F1 is doomed until the people running actually know what strategy means – dumbed down, agreed at the last minute, fixes to problems that have not been properly analysed or understood is not a strategic plan.

Tom Firth

Agreed, nothing will change until they decide a path, if that is aero reduction, or radical change, need to follow it through, otherwise it’s the Indycar problem.

Tom Firth

I seem to recall them saying would be completed by the end of February… 2017 plan is going to be 2018 plan before they eventually confirm what the plan is.


This image always gives me a chuckle when we’re talking about FIA rulemaking:
comment image%3Fresize%3D600%252C400&key=clu4S4Lq-fn0lSxZpwRJ0Q

Tom Firth

See that’s not the image that ever comes to my head. Mine is a huge table for the important people, a childrens table for the teams that aren’t in the strategy group and a few others peering in through the window in the cold, begging for food (Money)

Bacon Wrapped Sushi

Seeing as Charlie says the difficulty to follow is a big deal gives me hope.
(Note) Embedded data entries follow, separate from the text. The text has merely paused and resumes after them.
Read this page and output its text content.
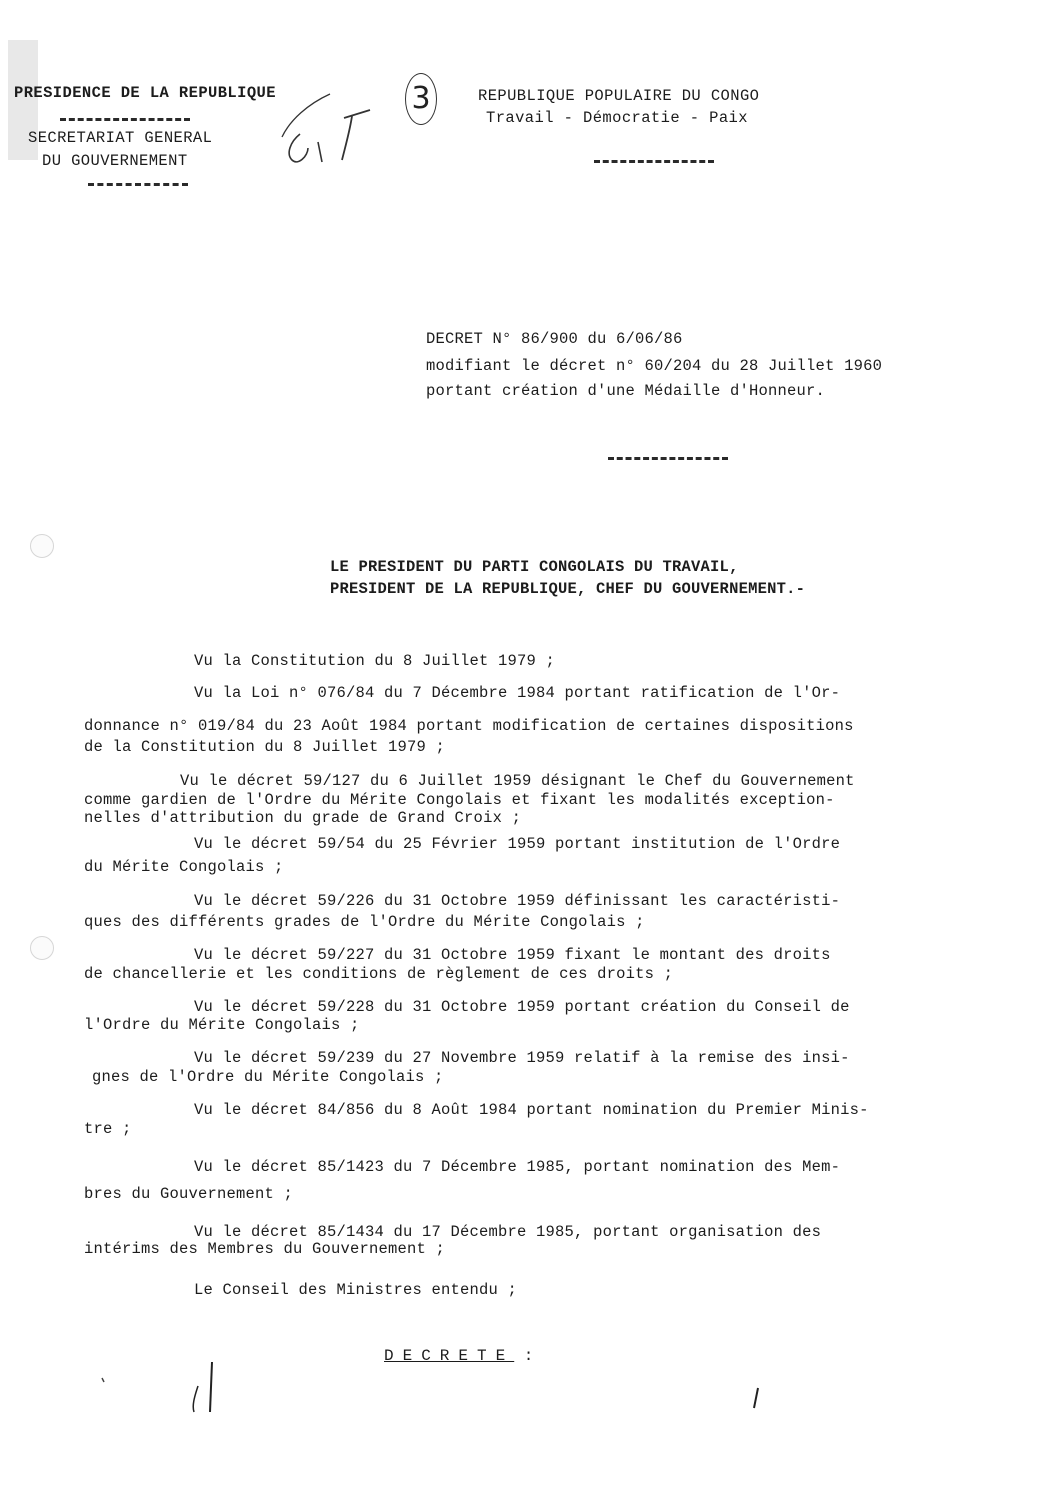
PRESIDENCE DE LA REPUBLIQUE
SECRETARIAT GENERAL
DU GOUVERNEMENT
3	REPUBLIQUE POPULAIRE DU CONGO
Travail - Démocratie - Paix
DECRET N° 86/900 du 6/06/86
modifiant le décret n° 60/204 du 28 Juillet 1960
portant création d'une Médaille d'Honneur.
LE PRESIDENT DU PARTI CONGOLAIS DU TRAVAIL,
PRESIDENT DE LA REPUBLIQUE, CHEF DU GOUVERNEMENT.-
Vu la Constitution du 8 Juillet 1979 ;
Vu la Loi n° 076/84 du 7 Décembre 1984 portant ratification de l'Or-
donnance n° 019/84 du 23 Août 1984 portant modification de certaines dispositions
de la Constitution du 8 Juillet 1979 ;
Vu le décret 59/127 du 6 Juillet 1959 désignant le Chef du Gouvernement
comme gardien de l'Ordre du Mérite Congolais et fixant les modalités exception-
nelles d'attribution du grade de Grand Croix ;
Vu le décret 59/54 du 25 Février 1959 portant institution de l'Ordre
du Mérite Congolais ;
Vu le décret 59/226 du 31 Octobre 1959 définissant les caractéristi-
ques des différents grades de l'Ordre du Mérite Congolais ;
Vu le décret 59/227 du 31 Octobre 1959 fixant le montant des droits
de chancellerie et les conditions de règlement de ces droits ;
Vu le décret 59/228 du 31 Octobre 1959 portant création du Conseil de
l'Ordre du Mérite Congolais ;
Vu le décret 59/239 du 27 Novembre 1959 relatif à la remise des insi-
gnes de l'Ordre du Mérite Congolais ;
Vu le décret 84/856 du 8 Août 1984 portant nomination du Premier Minis-
tre ;
Vu le décret 85/1423 du 7 Décembre 1985, portant nomination des Mem-
bres du Gouvernement ;
Vu le décret 85/1434 du 17 Décembre 1985, portant organisation des
intérims des Membres du Gouvernement ;
Le Conseil des Ministres entendu ;
DECRETE :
They got it right with the increased tire options.

Jason Smith

Until they take measures to monitor and limit the amount of aero downforce produced (both MIE and I have described how elsewhere), any measures to limit it will be temporary at best.

Jason Smith
Jason Smith

MIE’s take (the superior of the two): https://theparcferme.com/editorial/if-i-were-fia-president/


Issue a standard wake reducing low downforce rear wing to all of the cars. Make it look more aggressive than Indy 500 wings and you’ve got something that will not only reduce downforce, but should also reduce the wake vs. no wing at all.
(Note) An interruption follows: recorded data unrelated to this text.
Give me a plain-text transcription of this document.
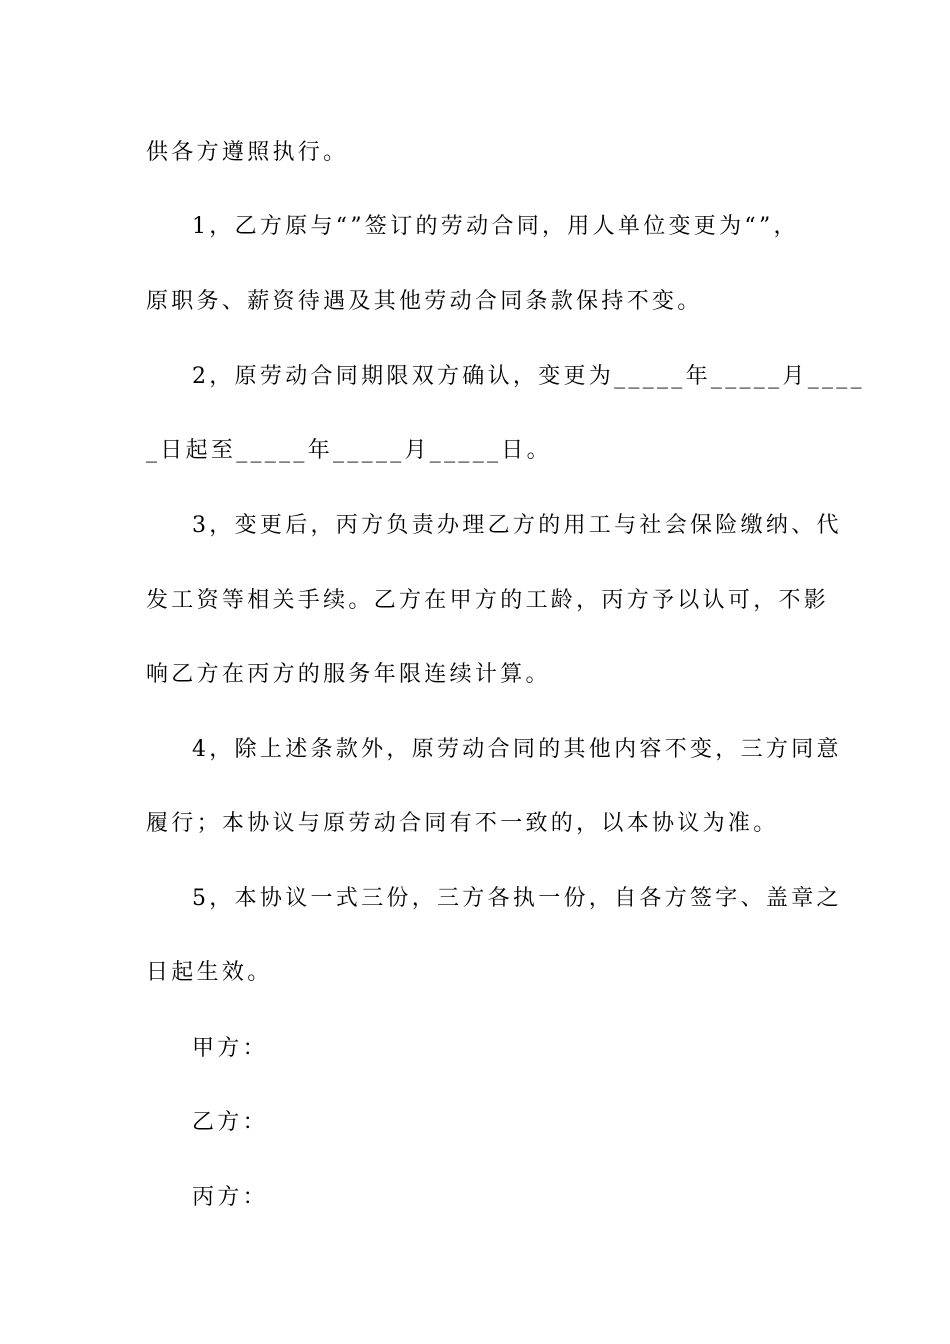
供各方遵照执行。
1，乙方原与“”签订的劳动合同，用人单位变更为“”，
原职务、薪资待遇及其他劳动合同条款保持不变。
2，原劳动合同期限双方确认，变更为_____年_____月____
_日起至_____年_____月_____日。
3，变更后，丙方负责办理乙方的用工与社会保险缴纳、代
发工资等相关手续。乙方在甲方的工龄，丙方予以认可，不影
响乙方在丙方的服务年限连续计算。
4，除上述条款外，原劳动合同的其他内容不变，三方同意
履行；本协议与原劳动合同有不一致的，以本协议为准。
5，本协议一式三份，三方各执一份，自各方签字、盖章之
日起生效。
甲方：
乙方：
丙方：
I am not an aerodynamicist, but I did stay at a Holiday Inn a few years ago.

Tim C.

I have to believe there is a good middle ground somewhere between mechanical grip and aero grip. These F1 engineers are a smart bunch. I hope the FIA will listen carefully to these individuals and come up with something the teams can work with. But, given what we’ve recently seen out of the FIA, I’m not holding my breath that they’ll get it right.
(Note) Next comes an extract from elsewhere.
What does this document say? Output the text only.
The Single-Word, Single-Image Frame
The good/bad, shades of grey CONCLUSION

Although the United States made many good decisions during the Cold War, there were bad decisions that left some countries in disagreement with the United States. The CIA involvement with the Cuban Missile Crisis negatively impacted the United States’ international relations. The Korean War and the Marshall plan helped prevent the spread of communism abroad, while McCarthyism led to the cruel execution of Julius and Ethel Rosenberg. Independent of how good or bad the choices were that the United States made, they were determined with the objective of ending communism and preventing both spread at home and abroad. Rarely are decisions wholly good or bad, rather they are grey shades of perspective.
I hope for the best, really I do, but physics are physics. That simple fact makes it hard to imagine that any formula so dependent on huge front wings and rear wings+diffusers is going to successfully come up with a way of having the close nose-to-tail racing they seek. But at least they clearly recognize the problem, and that is the first step to a solution.

Paul KieferJr

So, we’re doing the “Twelve Steps” program?


“So what we have ended up, inevitably, is somewhere in the middle.”
I am not surprised.


more overtaking =/= better racing.


I guess my racecar taste isn’t as sophisticated as it should be.

I just wanna see WOT, spins and offs, high-performance, man and machine (and not “strategists” and engineers), driver-dependent and competitive racing.

Perhaps too pedestrian for the World Motorsport Council and the Strategy Group.